Accessing such information is straightforward when patients were previously treated at the same clinic, but complications arise when patients seek care elsewhere due to relocation or clinic closures. Dentists faced with limited data, such as oral photographs and radiographs, must identify crucial implant details, particularly the implant system, to proceed with treatments. While experienced dentists can navigate this process, those lacking sufficient knowledge face difficulties. Consequently, there is a demand for a system that can identify implant systems from limited data, irrespective of a dentist’s expertise.
Artificial intelligence (AI) technology, widely utilized in various fields, offers promising solutions. In medicine, AI has already proven valuable in robotics, medical diagnosis, statistics, and human biology [6]. Deep learning, a subset of AI, excels in tasks like prediction, object detection, and classification. Dentistry has seen the application of deep learning in diagnosing dental diseases from images, predicting treatments, classification, and statistical analysis [7,8,9,10,11,12,13,14]. Notably, deep learning-based object detection algorithms have enhanced diagnostic systems [15], often matching or surpassing human capabilities.
This study aims to develop an automated system using a deep learning-based object detection method to identify implant systems. The hypothesis is that this system can effectively detect and identify implants, offering a valuable tool for dentists and patients grappling with implant-related issues.
Automatic identification of dental implant systems has recently attracted increasing research attention, driven by the growing clinical demand to retrieve implant-specific information when historical treatment records are unavailable. Early approaches largely relied on manual comparison with manufacturer catalogs or expert knowledge, which is time-consuming and prone to error. More recent studies have explored deep learning-based solutions for implant detection and classification in panoramic and periapical radiographs, demonstrating promising results using convolutional neural networks and object detection frameworks [11,15,16]. However, these methods are typically trained in a fully supervised manner and require large amounts of labeled data, which is costly and difficult to obtain in dental imaging. Moreover, most existing approaches focus primarily on implant presence detection, with limited emphasis on implant system identification or design-level differentiation.

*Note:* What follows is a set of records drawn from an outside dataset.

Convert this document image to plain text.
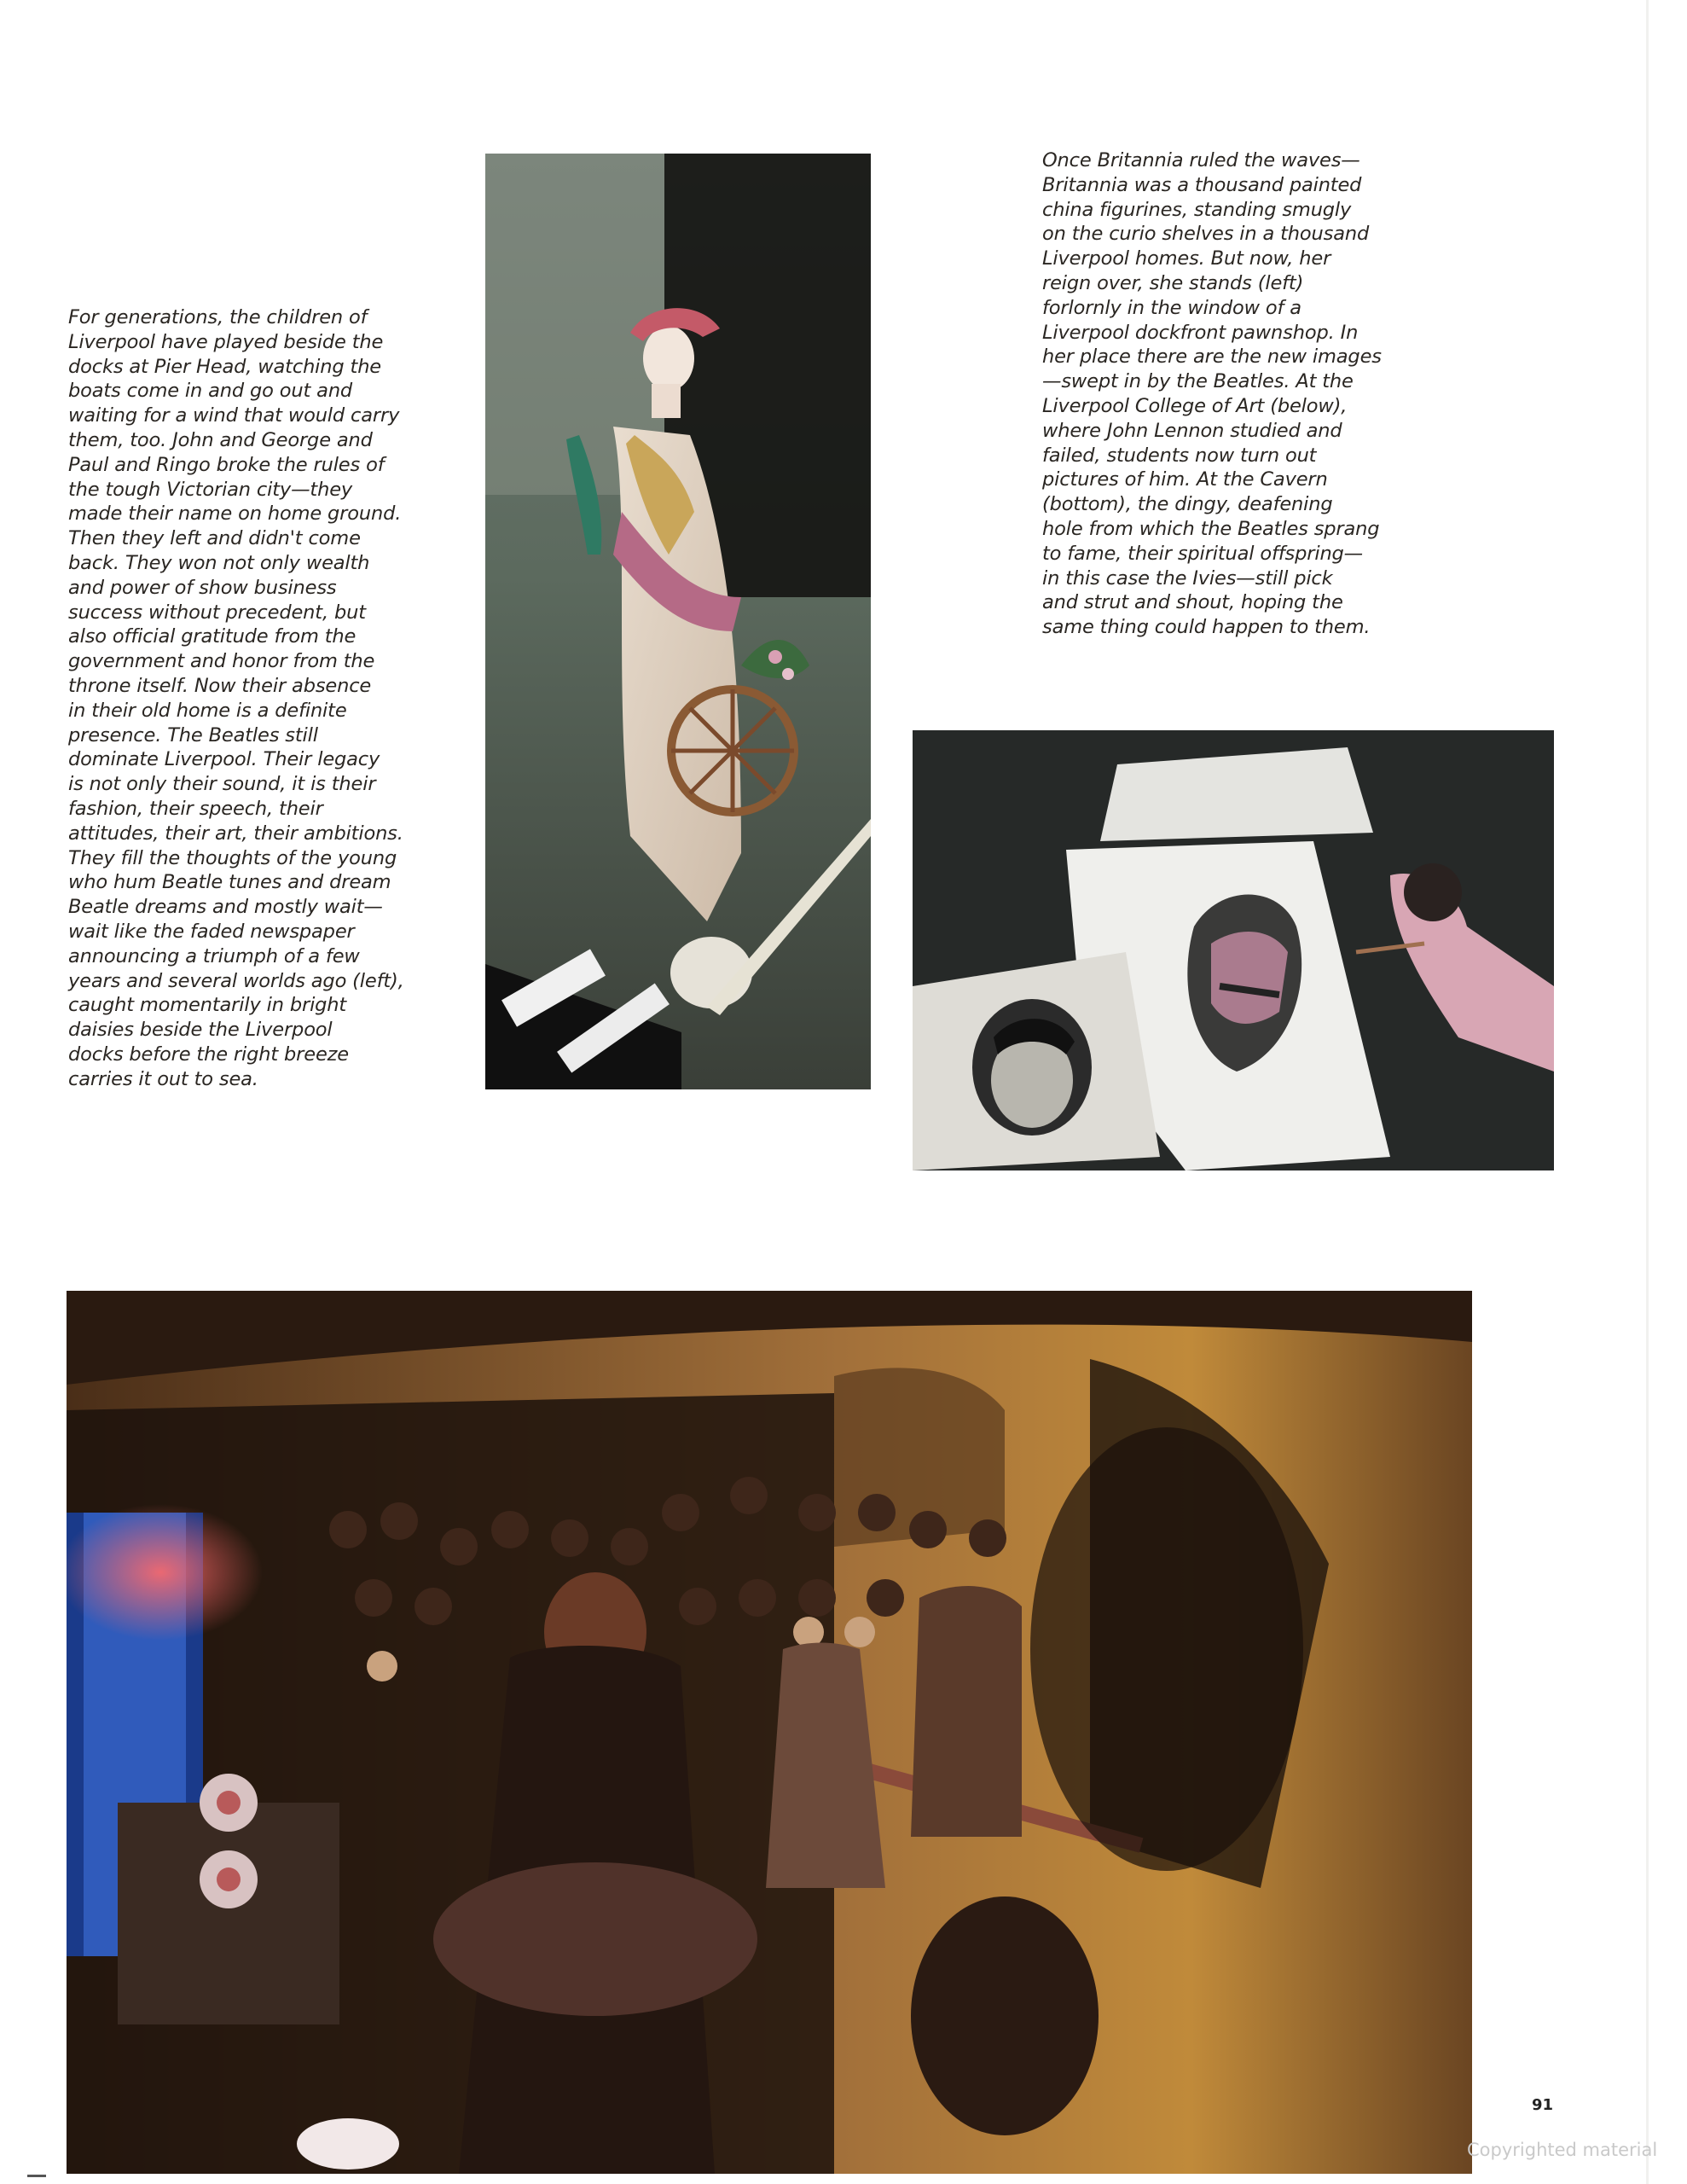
For generations, the children of
Liverpool have played beside the
docks at Pier Head, watching the
boats come in and go out and
waiting for a wind that would carry
them, too. John and George and
Paul and Ringo broke the rules of
the tough Victorian city—they
made their name on home ground.
Then they left and didn't come
back. They won not only wealth
and power of show business
success without precedent, but
also official gratitude from the
government and honor from the
throne itself. Now their absence
in their old home is a definite
presence. The Beatles still
dominate Liverpool. Their legacy
is not only their sound, it is their
fashion, their speech, their
attitudes, their art, their ambitions.
They fill the thoughts of the young
who hum Beatle tunes and dream
Beatle dreams and mostly wait—
wait like the faded newspaper
announcing a triumph of a few
years and several worlds ago (left),
caught momentarily in bright
daisies beside the Liverpool
docks before the right breeze
carries it out to sea.

Once Britannia ruled the waves—
Britannia was a thousand painted
china figurines, standing smugly
on the curio shelves in a thousand
Liverpool homes. But now, her
reign over, she stands (left)
forlornly in the window of a
Liverpool dockfront pawnshop. In
her place there are the new images
—swept in by the Beatles. At the
Liverpool College of Art (below),
where John Lennon studied and
failed, students now turn out
pictures of him. At the Cavern
(bottom), the dingy, deafening
hole from which the Beatles sprang
to fame, their spiritual offspring—
in this case the Ivies—still pick
and strut and shout, hoping the
same thing could happen to them.

91
Copyrighted material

In parallel, self-supervised learning (SSL) has emerged as a powerful paradigm for medical image analysis, enabling models to learn meaningful representations from unlabeled data. Masked image modeling (MIM) methods, such as BEiT [17], MAE [18], and SimMIM [19], have shown strong performance in natural and medical imaging domains. Recent studies have successfully applied MAE-based self-supervised pre-training to medical image classification and segmentation tasks, including chest X-rays and dental imaging [20,21,22,23,24]. These approaches are particularly attractive in medical settings, where annotated data are limited and domain-specific characteristics differ significantly from natural images. Nevertheless, most existing MIM-based methods focus on pixel-level reconstruction, which may not be optimal for capturing high-level structural information critical for dental implant identification.
Motivated by these observations, we propose Masked Deep Embedding (MDE), a self-supervised pre-training framework that replaces pixel reconstruction with the prediction of deep patch embeddings. This design is better suited to learning discriminative representations for implant system identification and design analysis from dental radiographs, thereby addressing key limitations of existing supervised and self-supervised approaches.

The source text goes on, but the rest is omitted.